Hmm, not necessarily. Or at least, not insomuch as it should actually matter. When you view mails for instance they are loaded into memory and closed afterwards - in either case.I'm running Evo 1.4.5 and use Maildir format for both my inbox coming from an IMAP server on a Solaris box and many local folders in my home directory (sitting on an NFS server). A long-time problem I've had is when Evo has run for a few days typically it displays an error message about too many open files (see attached). It's hard to get much done, fetching new messages from my IMAP server gets caught. Usually, I must close Evo and do a --force-shutdown, (aka killev) before restarting and resuming work. [This is actually an improvement - under Evo 1.2.* restarting wouldn't work, had to rm -r .gconf directories and go through the whole setup wizard thing and endure hundreds of suddenly-reborn calendar notification messages.] Is Maildir inherently more susceptible to this problem? Would it go away if I converted my Inbox and/or local folders to mbox (it seems like One Big File like mbox would have fewer open files, at least)? Are there other possible settings that could be responsible? (My shell ulimit shows 1024 maximum open files possible.)?

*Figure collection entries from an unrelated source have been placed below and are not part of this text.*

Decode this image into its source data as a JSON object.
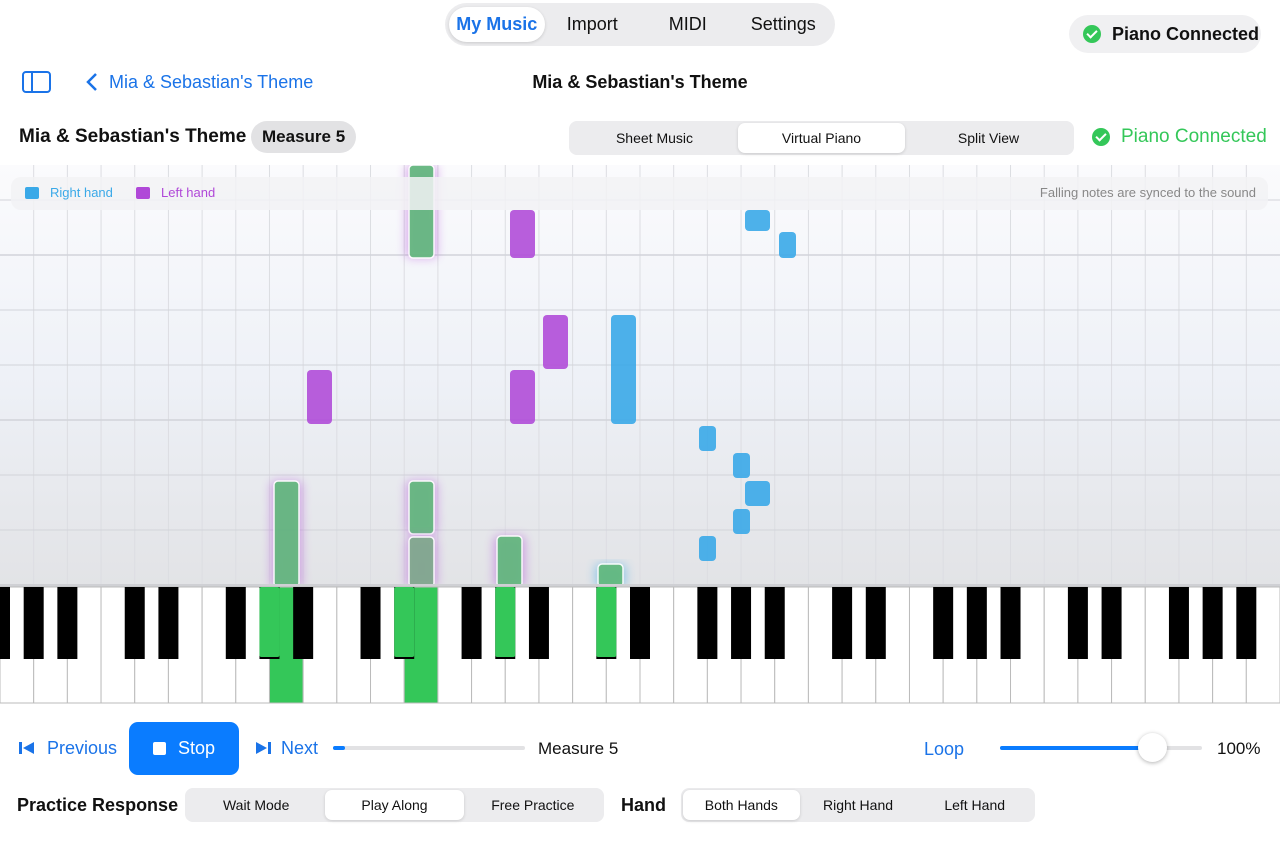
{
  "top_tabs": [
    "My Music",
    "Import",
    "MIDI",
    "Settings"
  ],
  "top_status": "Piano Connected",
  "nav": {
    "back": "Mia & Sebastian's Theme",
    "title": "Mia & Sebastian's Theme"
  },
  "toolbar": {
    "song": "Mia & Sebastian's Theme",
    "measure_badge": "Measure 5",
    "views": [
      "Sheet Music",
      "Virtual Piano",
      "Split View"
    ],
    "status": "Piano Connected"
  },
  "legend": {
    "right": "Right hand",
    "left": "Left hand",
    "note": "Falling notes are synced to the sound"
  },
  "transport": {
    "previous": "Previous",
    "stop": "Stop",
    "next": "Next",
    "measure": "Measure 5",
    "loop": "Loop",
    "tempo": "100%"
  },
  "practice": {
    "label": "Practice Response",
    "modes": [
      "Wait Mode",
      "Play Along",
      "Free Practice"
    ],
    "hand_label": "Hand",
    "hands": [
      "Both Hands",
      "Right Hand",
      "Left Hand"
    ]
  }
}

Most of the file descriptors evolution uses aren't for accessing the mail files! They're used for indexes, pipes to external processes, pipes to internal processes, sockets, etc.
Since it happens after a few days, it sounds like you might have a file descriptor leak. Also since you have to force-shutdown, it may not actually be the mailer code anyway.
When it happens next, try using lsof to see what all the file descriptors are pointing to - that might point to an issue.
And open a bug report on bugzilla.ximian.com with any details.